X: “Kamu tuh harus belajar liat lingkungan sekitar, ngerasain apa yang ada di sekitar”
P: “Peka maksudnya?”
X: “Pinter, iya peka”
P: (kemudian diam dan lanjut mendengarkan saran) wkwk

Seseorang pernah menyampaikan pesan dan tiba-tiba saja saya teringat. Setelah kurang lebih dua bulan saya mengenalnya. Tapi entah bagaimana, dia menambah daftar manusia yang merasa bahwa saya memiliki ketidakpekaan itu dan ada baiknya diperingati. Saya bersyukur akan hal itu, namun tiba-tiba membuat saya sedikit merenung.

 …

Maaf, tampaknya kata yang patut disampaikan. Ada tindakan kepekaan yang memang sengaja dikurangi dan dibatasi, agar tidak ada kebaikan yang pada akhirnya menjadi salah arti.
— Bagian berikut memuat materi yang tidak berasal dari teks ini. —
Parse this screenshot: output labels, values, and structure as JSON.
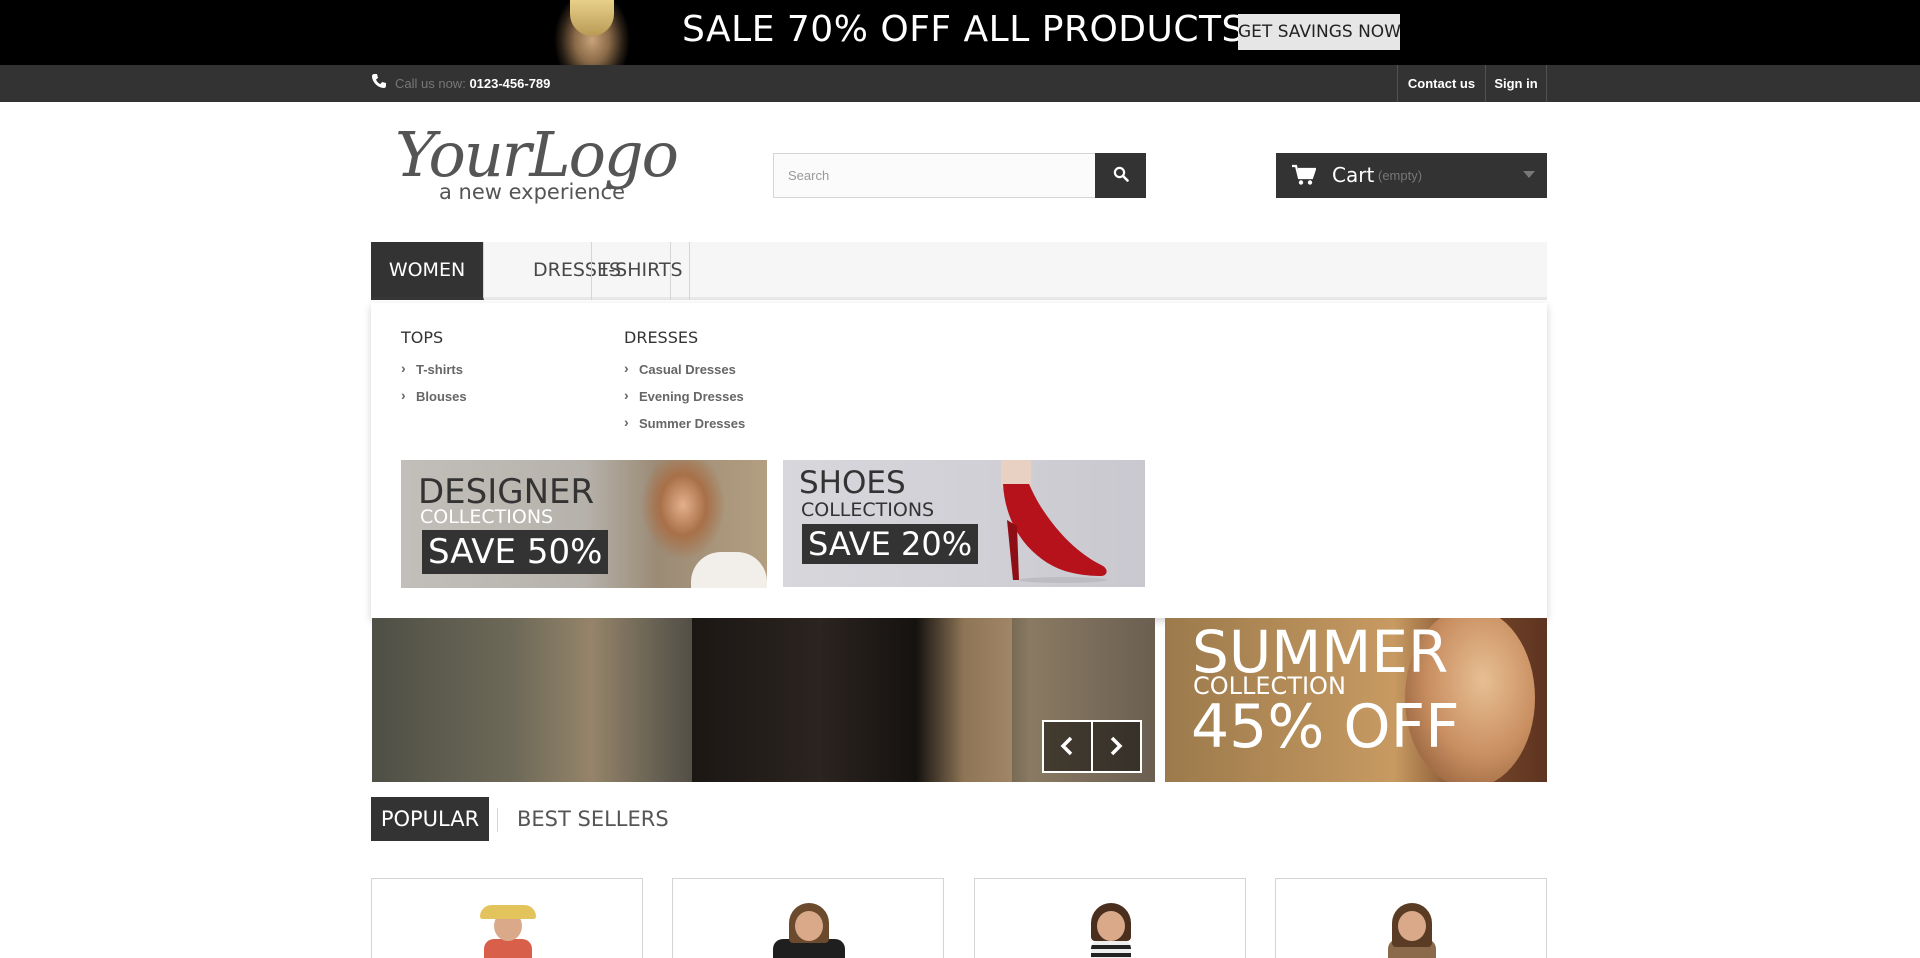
{
  "banner": {
    "headline": "SALE 70% OFF ALL PRODUCTS",
    "cta_label": "GET SAVINGS NOW"
  },
  "topnav": {
    "call_label": "Call us now:",
    "phone": "0123-456-789",
    "links": [
      "Contact us",
      "Sign in"
    ]
  },
  "header": {
    "logo_main": "YourLogo",
    "logo_tagline": "a new experience",
    "search_placeholder": "Search",
    "cart_label": "Cart",
    "cart_status": "(empty)"
  },
  "menu": {
    "items": [
      "WOMEN",
      "DRESSES",
      "T-SHIRTS"
    ],
    "active": "WOMEN",
    "dropdown": {
      "columns": [
        {
          "title": "TOPS",
          "links": [
            "T-shirts",
            "Blouses"
          ]
        },
        {
          "title": "DRESSES",
          "links": [
            "Casual Dresses",
            "Evening Dresses",
            "Summer Dresses"
          ]
        }
      ],
      "promos": [
        {
          "big": "DESIGNER",
          "small": "COLLECTIONS",
          "save": "SAVE 50%"
        },
        {
          "big": "SHOES",
          "small": "COLLECTIONS",
          "save": "SAVE 20%"
        }
      ]
    }
  },
  "slider_side": {
    "line1": "SUMMER",
    "line2": "COLLECTION",
    "line3": "45% OFF"
  },
  "tabs": [
    "POPULAR",
    "BEST SELLERS"
  ],
  "colors": {
    "dark": "#333333",
    "banner_bg": "#000000",
    "menu_bg": "#f6f6f6",
    "border": "#d6d4d4"
  }
}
Rasa kepekaan pada akhirnya harus memilih porsi yang berbeda, tergantung pada siapa ia diperuntukkan.

Kata ingin harus dikendalikan dengan menahan diri. Tapi, membatasi peka bukan berarti memang sudah mengetahui dan mengerti segala.

Jangan memberi tanpa arahan yang jelas, sebab tak semua mudah dimengerti tanpa kata, bukan?

Yang jelas manusia ini  tetap manusia biasa, yang bisa lupa, tak sadar, dan segala kekhilafan lainnya.

Kepada yang pernah mengatakan/ merasakan seperti pada dialog di atas dalam hal apapun,
mohon maaf atas perlakuan yang tak menyenangkan :)

Terima kasih atas pesan baiknya, terima kasih pula sudah mengingatkan.

Semoga walaupun tetap dibatasi, tak mengurangi kepekaan saya pada hal kebaikan yang Ia sukai.